We have new workstations with RTX5090 GPUs. Unfortunately we can not use the AI Software Suite anymore, as these cards do not support Cuda 11 anymore. I tried updating by using a newer Nvidia DOcker image with cuda 12.8 but that leads to other issues down the road regarding tensorflow and so on.

Is the upgrade on the roadmap in the near future?

Hey @Steffen_Urban

Welcome to the Hailo Community!

We’re actively working on official support for the RTX 5090 / Blackwell architecture, but there’s no confirmed timeline just yet. I’ll update this thread as soon as we have more concrete info.

In the meantime, here’s what I’d try right now:

System Requirements (Hailo‑8 / Hailo‑10)

Whether you’re using:

  • Hailo‑8 / Hailo‑8L → DFC 3.33.0
  • Hailo‑10 / Hailo‑15 → DFC 5.1.0

…the GPU requirements are the same:

  • NVIDIA Driver: 555 or newer
  • CUDA: 12.5.1
  • cuDNN: 9.10

This setup also aligns with TensorFlow 2.18.0 and is consistent across the 3.32+/3.33 and 5.x lines.


:warning: About RTX 5090 / Blackwell

Blackwell (SM_120) isn’t officially supported yet — but with the right versions, it might work. Still, stability isn’t guaranteed.

What I’d recommend:

  • Make sure your driver is 555+
  • Use CUDA 12.5.1 and cuDNN 9.10
  • Let DFC manage its own TensorFlow environment to avoid conflicts

Even with that setup, errors like CUDA_ERROR_INVALID_HANDLE may still appear — we’re tracking this internally, but support isn’t finalized yet.


:white_check_mark: Workaround for Now

Your current fallback using:

CUDA_VISIBLE_DEVICES=-1

…is the safest and most stable approach for now.
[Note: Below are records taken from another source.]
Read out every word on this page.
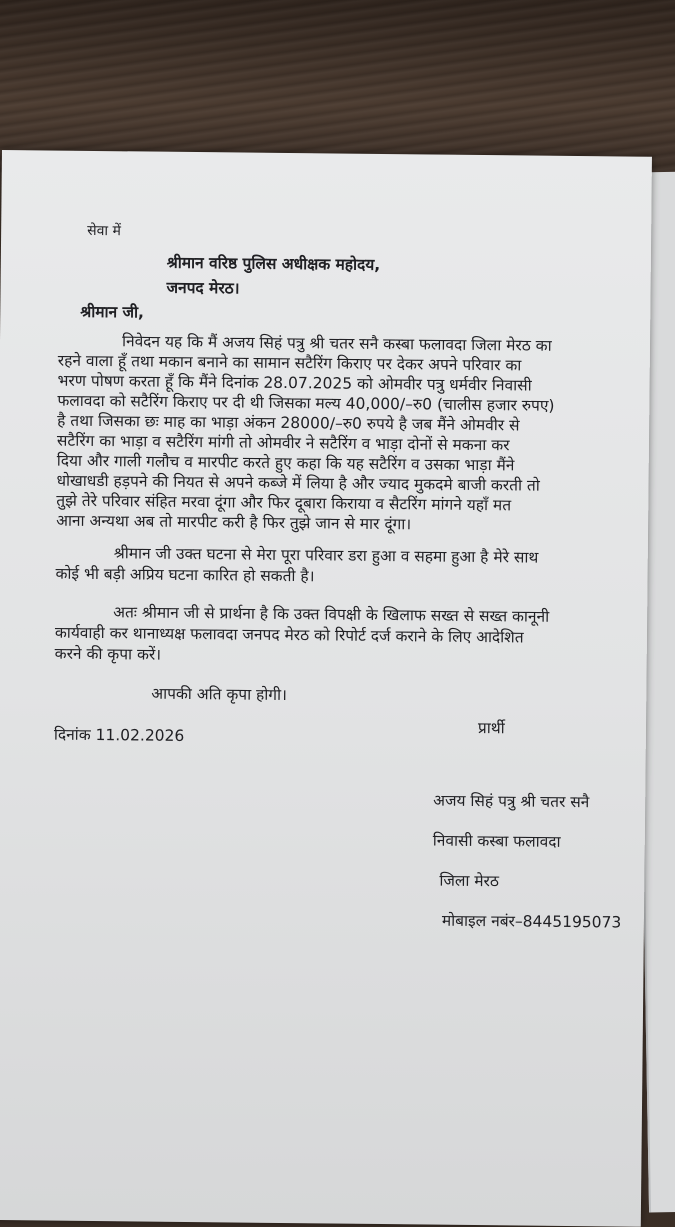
सेवा में
श्रीमान वरिष्ठ पुलिस अधीक्षक महोदय,
जनपद मेरठ।
श्रीमान जी,
निवेदन यह कि मैं अजय सिहं पत्रु श्री चतर सनै कस्बा फलावदा जिला मेरठ का
रहने वाला हूँ तथा मकान बनाने का सामान सटैरिंग किराए पर देकर अपने परिवार का
भरण पोषण करता हूँ कि मैंने दिनांक 28.07.2025 को ओमवीर पत्रु धर्मवीर निवासी
फलावदा को सटैरिंग किराए पर दी थी जिसका मल्य 40,000/–रु0 (चालीस हजार रुपए)
है तथा जिसका छः माह का भाड़ा अंकन 28000/–रु0 रुपये है जब मैंने ओमवीर से
सटैरिंग का भाड़ा व सटैरिंग मांगी तो ओमवीर ने सटैरिंग व भाड़ा दोनों से मकना कर
दिया और गाली गलौच व मारपीट करते हुए कहा कि यह सटैरिंग व उसका भाड़ा मैंने
धोखाधडी हड़पने की नियत से अपने कब्जे में लिया है और ज्याद मुकदमे बाजी करती तो
तुझे तेरे परिवार संहित मरवा दूंगा और फिर दूबारा किराया व सैटरिंग मांगने यहाँ मत
आना अन्यथा अब तो मारपीट करी है फिर तुझे जान से मार दूंगा।
श्रीमान जी उक्त घटना से मेरा पूरा परिवार डरा हुआ व सहमा हुआ है मेरे साथ
कोई भी बड़ी अप्रिय घटना कारित हो सकती है।
अतः श्रीमान जी से प्रार्थना है कि उक्त विपक्षी के खिलाफ सख्त से सख्त कानूनी
कार्यवाही कर थानाध्यक्ष फलावदा जनपद मेरठ को रिपोर्ट दर्ज कराने के लिए आदेशित
करने की कृपा करें।
आपकी अति कृपा होगी।
दिनांक 11.02.2026	प्रार्थी
अजय सिहं पत्रु श्री चतर सनै
निवासी कस्बा फलावदा
जिला मेरठ
मोबाइल नबंर–8445195073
It works fine — just without GPU acceleration.


Hope this clarify things!

I too am trying to compile a custom Yolov11n model using the 10-25 suite container with a 5090. It runs fine if I comment out the gpus=all in the setup.sh file. If I read the output correctly I am getting no optimization and it is ignoring my calibration files. The end result hosted on a Trixie RPi-5 with Hailo 8 seems to be much slower than a similar model (different single object class) I built last spring running the RPi-5 with the rpi5-examples. The compiler output seems to be asking for GPU and 1024 calibration images to optimize.

Do I need both?